C’est aussi la conception erronée d’un caractère naturellement radical de certains groupes d’étudiant-es qui en prend un coup. Certain-es voudraient que l’UQÀM soit à gauche et l’UDEM à droite, que les étudiant-es francophones soient à gauche et les anglophones à droite, et ainsi de suite. En fait, la composition de classe d’un groupe joue effectivement un rôle dans ses positions politiques : l’UQÀM réunissant des gens de milieux en général un peu plus modestes que l’UDEM, il est normal que la première soit un peu plus progressiste. Toutefois, cela n’explique pas tout. Comme la fin de l’AFESPED nous permet de le constater, les positions politiques d’un groupe ou d’une organisation n’ont rien d’inhérentes et d’immuables, au contraire. Elles sont sujettes à des changements, parfois brusques comme c’est le cas ici, sous l’influence des luttes internes et des évènements externes. Il n’y avait pas de recette secrète derrière la radicalisation des étudiant-es de l’AFESPED pendant la grève de 2012 : beaucoup de travail de mobilisation, et encore du travail de mobilisation. Or, le support majoritaire conféré au noyau militant d’une association étudiante, aussi radicale soit-elle, ne peut être pris pour acquis, et doit être constamment renouvellé. Toutefois, l’inverse est vrai aussi : si la gauche peut perdre sa prédominance même au sein du fer de lance du mouvement étudiant, les campus traditionnellement moins progressistes peuvent aussi être gagnés aux idées radicales. Il suffit d’y mettre les efforts, d’aborder sérieusement la tâche de les convaincre.
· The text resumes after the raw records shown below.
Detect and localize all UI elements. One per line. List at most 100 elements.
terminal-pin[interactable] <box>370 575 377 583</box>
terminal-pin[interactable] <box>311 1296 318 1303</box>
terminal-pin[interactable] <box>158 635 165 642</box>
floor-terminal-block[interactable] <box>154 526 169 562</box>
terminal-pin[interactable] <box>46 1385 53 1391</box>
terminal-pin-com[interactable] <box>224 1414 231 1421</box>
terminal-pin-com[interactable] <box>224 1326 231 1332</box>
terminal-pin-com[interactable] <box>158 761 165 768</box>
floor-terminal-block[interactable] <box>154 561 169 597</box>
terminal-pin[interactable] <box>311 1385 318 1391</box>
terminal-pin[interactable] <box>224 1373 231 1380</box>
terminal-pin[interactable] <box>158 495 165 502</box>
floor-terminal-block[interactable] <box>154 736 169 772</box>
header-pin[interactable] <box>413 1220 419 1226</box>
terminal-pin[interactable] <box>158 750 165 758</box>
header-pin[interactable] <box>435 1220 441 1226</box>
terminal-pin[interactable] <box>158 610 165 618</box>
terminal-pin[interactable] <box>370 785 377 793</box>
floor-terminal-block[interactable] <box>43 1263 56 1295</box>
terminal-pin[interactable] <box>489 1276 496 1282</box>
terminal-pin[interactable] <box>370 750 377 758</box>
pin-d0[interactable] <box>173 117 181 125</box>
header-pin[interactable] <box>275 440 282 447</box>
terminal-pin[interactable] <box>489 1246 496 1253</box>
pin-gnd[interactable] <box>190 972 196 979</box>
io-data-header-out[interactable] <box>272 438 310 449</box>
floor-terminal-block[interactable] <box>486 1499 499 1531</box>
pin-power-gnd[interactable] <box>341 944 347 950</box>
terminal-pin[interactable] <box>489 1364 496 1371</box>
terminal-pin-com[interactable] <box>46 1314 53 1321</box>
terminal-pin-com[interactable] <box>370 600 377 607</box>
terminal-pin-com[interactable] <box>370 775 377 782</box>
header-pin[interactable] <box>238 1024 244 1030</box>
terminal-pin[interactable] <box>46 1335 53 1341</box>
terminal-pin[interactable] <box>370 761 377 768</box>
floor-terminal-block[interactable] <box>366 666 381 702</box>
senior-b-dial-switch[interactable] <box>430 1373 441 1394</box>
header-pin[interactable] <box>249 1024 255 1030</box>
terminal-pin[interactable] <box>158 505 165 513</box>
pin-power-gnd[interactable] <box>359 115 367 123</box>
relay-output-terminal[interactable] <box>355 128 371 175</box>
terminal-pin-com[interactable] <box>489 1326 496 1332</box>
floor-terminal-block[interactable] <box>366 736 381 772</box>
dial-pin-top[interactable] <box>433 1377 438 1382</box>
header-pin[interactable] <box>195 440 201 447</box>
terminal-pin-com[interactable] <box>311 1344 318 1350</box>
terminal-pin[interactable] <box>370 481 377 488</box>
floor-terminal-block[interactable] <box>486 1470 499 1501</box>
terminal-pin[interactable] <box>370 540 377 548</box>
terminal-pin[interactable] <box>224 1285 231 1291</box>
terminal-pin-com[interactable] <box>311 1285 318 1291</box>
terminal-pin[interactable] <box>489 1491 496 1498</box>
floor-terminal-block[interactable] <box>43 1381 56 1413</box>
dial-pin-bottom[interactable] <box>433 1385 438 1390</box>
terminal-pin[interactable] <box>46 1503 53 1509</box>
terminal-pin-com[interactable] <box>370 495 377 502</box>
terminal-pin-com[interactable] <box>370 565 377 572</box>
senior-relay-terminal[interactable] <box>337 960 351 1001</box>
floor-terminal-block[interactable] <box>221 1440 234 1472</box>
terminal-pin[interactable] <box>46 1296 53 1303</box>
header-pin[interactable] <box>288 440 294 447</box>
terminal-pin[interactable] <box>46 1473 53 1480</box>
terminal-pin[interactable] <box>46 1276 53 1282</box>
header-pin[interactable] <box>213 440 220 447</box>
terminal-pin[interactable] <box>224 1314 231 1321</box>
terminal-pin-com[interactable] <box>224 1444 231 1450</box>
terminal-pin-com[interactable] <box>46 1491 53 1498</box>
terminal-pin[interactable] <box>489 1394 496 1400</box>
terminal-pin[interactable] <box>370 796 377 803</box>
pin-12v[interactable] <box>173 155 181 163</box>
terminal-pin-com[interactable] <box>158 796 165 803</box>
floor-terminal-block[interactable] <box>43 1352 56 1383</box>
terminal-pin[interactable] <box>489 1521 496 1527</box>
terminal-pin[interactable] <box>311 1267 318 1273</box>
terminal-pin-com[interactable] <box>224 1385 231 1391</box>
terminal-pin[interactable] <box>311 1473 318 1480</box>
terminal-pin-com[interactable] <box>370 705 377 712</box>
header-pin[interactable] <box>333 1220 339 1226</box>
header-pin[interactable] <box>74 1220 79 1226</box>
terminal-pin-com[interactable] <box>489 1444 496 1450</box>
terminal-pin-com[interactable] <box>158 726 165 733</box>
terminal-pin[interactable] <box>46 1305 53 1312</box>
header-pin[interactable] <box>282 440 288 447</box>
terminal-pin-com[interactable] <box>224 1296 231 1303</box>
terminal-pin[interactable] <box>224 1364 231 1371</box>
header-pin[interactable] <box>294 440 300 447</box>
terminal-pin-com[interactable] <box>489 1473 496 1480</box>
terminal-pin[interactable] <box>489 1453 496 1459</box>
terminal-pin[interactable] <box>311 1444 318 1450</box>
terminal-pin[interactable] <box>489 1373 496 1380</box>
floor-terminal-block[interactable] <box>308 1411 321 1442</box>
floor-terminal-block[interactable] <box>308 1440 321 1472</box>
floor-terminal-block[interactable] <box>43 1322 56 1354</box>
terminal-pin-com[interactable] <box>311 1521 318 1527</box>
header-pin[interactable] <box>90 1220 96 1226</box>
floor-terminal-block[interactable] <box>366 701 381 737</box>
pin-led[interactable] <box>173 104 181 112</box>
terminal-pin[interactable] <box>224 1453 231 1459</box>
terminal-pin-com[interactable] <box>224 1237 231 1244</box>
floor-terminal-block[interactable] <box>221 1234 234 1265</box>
Au moment où ce texte est publié, les étudiant-es de l’association s’apprètent à tenir une assemblée générale pour décider de son avenir. Le mandat de grève de deux semaines voté par l’AFESPED a été repris par les associations départementales, y compris celle de droit, de façon non-reconductible toutefois. Les services, par exemple les assurances collectives, risquent d’être fournis jusqu’à la fin du semestre, puis repris en charge par les associations départementales. Les conséquences de la disparition de l’AFESPED restent donc encore incertaines. Ce qui est certain, c’est qu’un véritable icône du mouvement étudiant québécois vient de s’éteindre. Il reste maintenant à tirer les leçons nécessaires de cette défaite et à ne plus répéter ces erreurs. Il n’existe pas de raccourci en politique : il faut expliquer et convaincre.